Game changer for NRMs working in rural areas
NQ Dry Tropics is trialling a new satellite internet service, which could provide connectivity for field officers working in areas with limited, or no internet service.
Starlink makes it possible for field staff to take high-speed internet everywhere they go. Starlink is a constellation of low orbit satellites, an offshoot of Elon Musk’s aerospace company SpaceX, which aims to bring internet to people around the world.
Tropical North Queensland Drought Resilience Adoption and Innovation Hub (TNQ Drought Hub) purchased the hardware kit. During the next six months NQ Dry Tropics, a node member of the Drought Hub, will test its reliability and speed across the Burdekin Dry Tropics region.
NQ Dry Tropics Grazing Team Leader Josh Nicholls said initial tests were encouraging.
“We’ve trialled it at two locations where there’s no internet service, west of Collinsville and south of Charters Towers. Internet speed and latency was excellent,” Mr Nicholls said.
“Both times field officers were able to have a real-time conversation with staff in the Townsville office with no lag issues .
“This could be a game changer for how NQ Dry Tropics does business. It could also open up opportunities for rural enterprises throughout the Burdekin region.

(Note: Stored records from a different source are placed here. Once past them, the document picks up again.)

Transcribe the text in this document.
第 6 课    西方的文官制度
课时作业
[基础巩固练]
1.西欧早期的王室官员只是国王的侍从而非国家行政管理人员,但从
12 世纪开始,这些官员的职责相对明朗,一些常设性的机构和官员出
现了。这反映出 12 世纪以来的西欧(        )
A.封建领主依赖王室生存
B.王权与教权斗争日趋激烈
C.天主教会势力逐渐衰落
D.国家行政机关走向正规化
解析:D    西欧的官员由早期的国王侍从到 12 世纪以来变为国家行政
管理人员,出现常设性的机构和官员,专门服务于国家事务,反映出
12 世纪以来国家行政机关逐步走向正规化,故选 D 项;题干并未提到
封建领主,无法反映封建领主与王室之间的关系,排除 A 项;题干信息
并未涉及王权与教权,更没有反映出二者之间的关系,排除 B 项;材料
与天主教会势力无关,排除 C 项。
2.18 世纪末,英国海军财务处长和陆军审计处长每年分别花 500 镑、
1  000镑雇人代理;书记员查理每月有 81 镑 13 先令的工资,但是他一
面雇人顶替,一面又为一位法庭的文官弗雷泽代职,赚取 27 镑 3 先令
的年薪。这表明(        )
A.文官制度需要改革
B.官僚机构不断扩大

“The ability to take high-speed connectivity to remote areas opens up new ways of working remotely.
“It will enable us to run workshops and field days at places where previously, we could not, as well as being able to collect, store and report data on the go.
“Conducting property visits becomes more productive because the landholder and field officer will be able to access information and data instantly to help with property planning and mapping.
“Field officers could upload Land Condition Assessment Tool (LCAT) data instantly from the field, improving efficiency and saving time.
“They’d also be able to communicate with the Townsville office more readily. From a health and safety perspective, knowing staff could get help in an emergency, would be comforting,” he said.
NQ Dry Tropics will use Starlink at the upcoming February Maps and Apps workshop in Greenvale, 23-24 February where internet service is often slow, causing connectivity issues.
The portability of the kit enables staff to move the Starlink satellite dish and router to locations around the region. The hardware kit includes a small satellite dish, wifi router and the necessary cables and power supply. The dish can stand freely on the ground.
According to Starlink, users can expect to see download speeds between 100 Mb/s and 200 Mb/s and latency as low as 20ms in most locations.
NQ Dry Tropics’ initial testing recorded download speeds of more than 200 Mb/s. Adoption of Starlink as a business tool for NQ Dry Tropics will depend on the results of the trial.
NQ Dry Tropics Grazing Field Officer Angus Hogg is on the side of the road south of Collinsville but able to attend a Zoom meeting with Grazing Team Leader Josh Nicholls (inset) with no connectivity problems.
Even on a lonely road in the middle of nowhere, NQ Dry Tropics Grazing Field Officer Angus Hogg is not out of range of the office with the Starlink in his kit.